Sunday, February 8, 2015

Lessons learned during POC

Issues / learning’s during SkyNet POC

Learning 1: BZip2Codec configuration for Hadoop Cluster

Go to Ambari / core-site.xml and add to io.compression.codecs

Learning 2: Enable Tez

Use the following instructions to enable Tez for Hive Queries:

Copy the hive-exec-0.13.0.jar to HDFS at the following location: /apps/hive/install/hive-exec-0.13.0.jar.

    $ su - hive
    $ hadoop fs -mkdir /apps/hive/install
    $ hadoop fs -copyFromLocal /usr/lib/hive/lib/hive-exec-* /apps/hive/install/hive-exec-0.13.0.jar

Enable Hive to use Tez DAG APIs.

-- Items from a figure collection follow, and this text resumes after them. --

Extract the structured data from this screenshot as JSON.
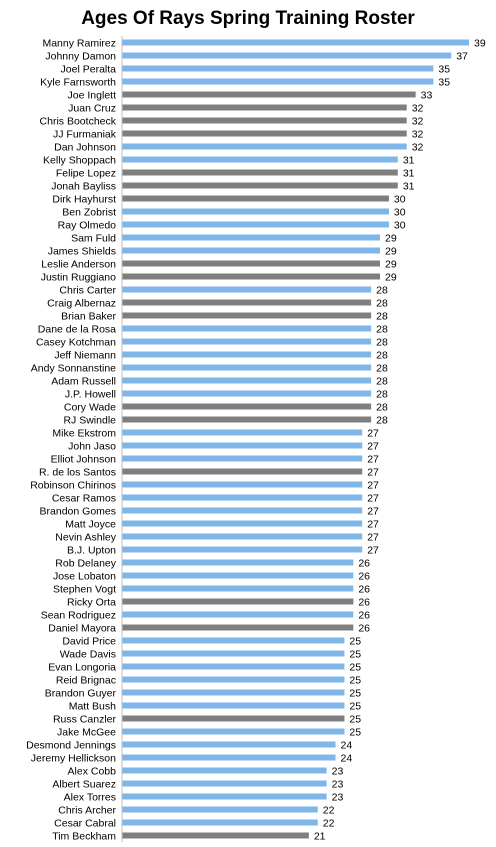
{
  "chart_data": {
    "type": "bar",
    "orientation": "horizontal",
    "title": "Ages Of Rays Spring Training Roster",
    "xlabel": "",
    "ylabel": "",
    "xlim": [
      0,
      40
    ],
    "grid": false,
    "legend": "none",
    "colors": {
      "light": "#7EB6E8",
      "dark": "#7F7F7F"
    },
    "categories": [
      "Manny Ramirez",
      "Johnny Damon",
      "Joel Peralta",
      "Kyle Farnsworth",
      "Joe Inglett",
      "Juan Cruz",
      "Chris Bootcheck",
      "JJ Furmaniak",
      "Dan Johnson",
      "Kelly Shoppach",
      "Felipe Lopez",
      "Jonah Bayliss",
      "Dirk Hayhurst",
      "Ben Zobrist",
      "Ray Olmedo",
      "Sam Fuld",
      "James Shields",
      "Leslie Anderson",
      "Justin Ruggiano",
      "Chris Carter",
      "Craig Albernaz",
      "Brian Baker",
      "Dane de la Rosa",
      "Casey Kotchman",
      "Jeff Niemann",
      "Andy Sonnanstine",
      "Adam Russell",
      "J.P. Howell",
      "Cory Wade",
      "RJ Swindle",
      "Mike Ekstrom",
      "John Jaso",
      "Elliot Johnson",
      "R. de los Santos",
      "Robinson Chirinos",
      "Cesar Ramos",
      "Brandon Gomes",
      "Matt Joyce",
      "Nevin Ashley",
      "B.J. Upton",
      "Rob Delaney",
      "Jose Lobaton",
      "Stephen Vogt",
      "Ricky Orta",
      "Sean Rodriguez",
      "Daniel Mayora",
      "David Price",
      "Wade Davis",
      "Evan Longoria",
      "Reid Brignac",
      "Brandon Guyer",
      "Matt Bush",
      "Russ Canzler",
      "Jake McGee",
      "Desmond Jennings",
      "Jeremy Hellickson",
      "Alex Cobb",
      "Albert Suarez",
      "Alex Torres",
      "Chris Archer",
      "Cesar Cabral",
      "Tim Beckham"
    ],
    "values": [
      39,
      37,
      35,
      35,
      33,
      32,
      32,
      32,
      32,
      31,
      31,
      31,
      30,
      30,
      30,
      29,
      29,
      29,
      29,
      28,
      28,
      28,
      28,
      28,
      28,
      28,
      28,
      28,
      28,
      28,
      27,
      27,
      27,
      27,
      27,
      27,
      27,
      27,
      27,
      27,
      26,
      26,
      26,
      26,
      26,
      26,
      25,
      25,
      25,
      25,
      25,
      25,
      25,
      25,
      24,
      24,
      23,
      23,
      23,
      22,
      22,
      21
    ],
    "bar_colors": [
      "light",
      "light",
      "light",
      "light",
      "dark",
      "dark",
      "dark",
      "dark",
      "light",
      "light",
      "dark",
      "dark",
      "dark",
      "light",
      "light",
      "light",
      "light",
      "dark",
      "dark",
      "light",
      "dark",
      "dark",
      "light",
      "light",
      "light",
      "light",
      "light",
      "light",
      "dark",
      "dark",
      "light",
      "light",
      "light",
      "dark",
      "light",
      "light",
      "light",
      "light",
      "light",
      "light",
      "light",
      "light",
      "light",
      "dark",
      "light",
      "dark",
      "light",
      "light",
      "light",
      "light",
      "light",
      "light",
      "dark",
      "light",
      "light",
      "light",
      "light",
      "light",
      "light",
      "light",
      "light",
      "dark"
    ]
  }
}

On the Hive client machine, add the following to your Hive script or execute it in the Hive shell:

    set hive.execution.engine=tez;

Disabling Tez for Hive Queries: Use the following instructions to disable Tez for Hive queries:

On the Hive client machine, add the following to your Hive script or execute it in the Hive shell:

set hive.execution.engine=mr;

Learning 3: Flume from Ambari directly

In latest Ambari, we can start Flume directly with configuration file content.

Learning 4: Flume-Ng command to start service from CLI in debug mode

$ bin/flume-ng agent --conf ./conf/ -f conf/flumeSkyNet.conf -Dflume.root.logger=DEBUG,console -n agentADSB

Learning 5: Finding Hadoop Echo Systems version from Ambari

Admin à Cluster (Hue interface à About is the other way to find from Hue interface)

Issue 1: Could not resolve org.apache.hcatalog.pig.HCatStorer  - Error in HDP2.2.

At the end of the "pig script" section, there is a text box that says "pig arguments".
Type -useHCatalog and then press Enter
It should highlight in gray and add a new empty text box
Use org.apache.hive.hcatalog.pig.HCatLoader(); instead of "org.apache.hcatalog.pig.HCatLoader();"

Issue 2: cannot access /usr/lib/hive/lib/slf4j-api-*.jar: No such file or directory

1. find / -name slf4j-api-*.jar
2. cp /usr/lib/hive/lib/

Issue 3: Pig 'bytearray' type in column 0(0-based) cannot map to HCat 'STRING'type.  Target filed must be of HCat type {BINARY}

Change pig type to chararray

Issue 4: Column names should all be in lowercase. Invalid name found: airGround

Change column names to lowercase in pig

Issue 5: Permissions issues with Linux scripts and HDFS permissions due to root id and hue id

Make sure the automated process has correct permissions to read / write / execute

Issue 6: Flume: “[ERROR - org.apache.flume.source.NetcatSource.start(] Unable to bind to socket.” during the source connectivity

In Progress ….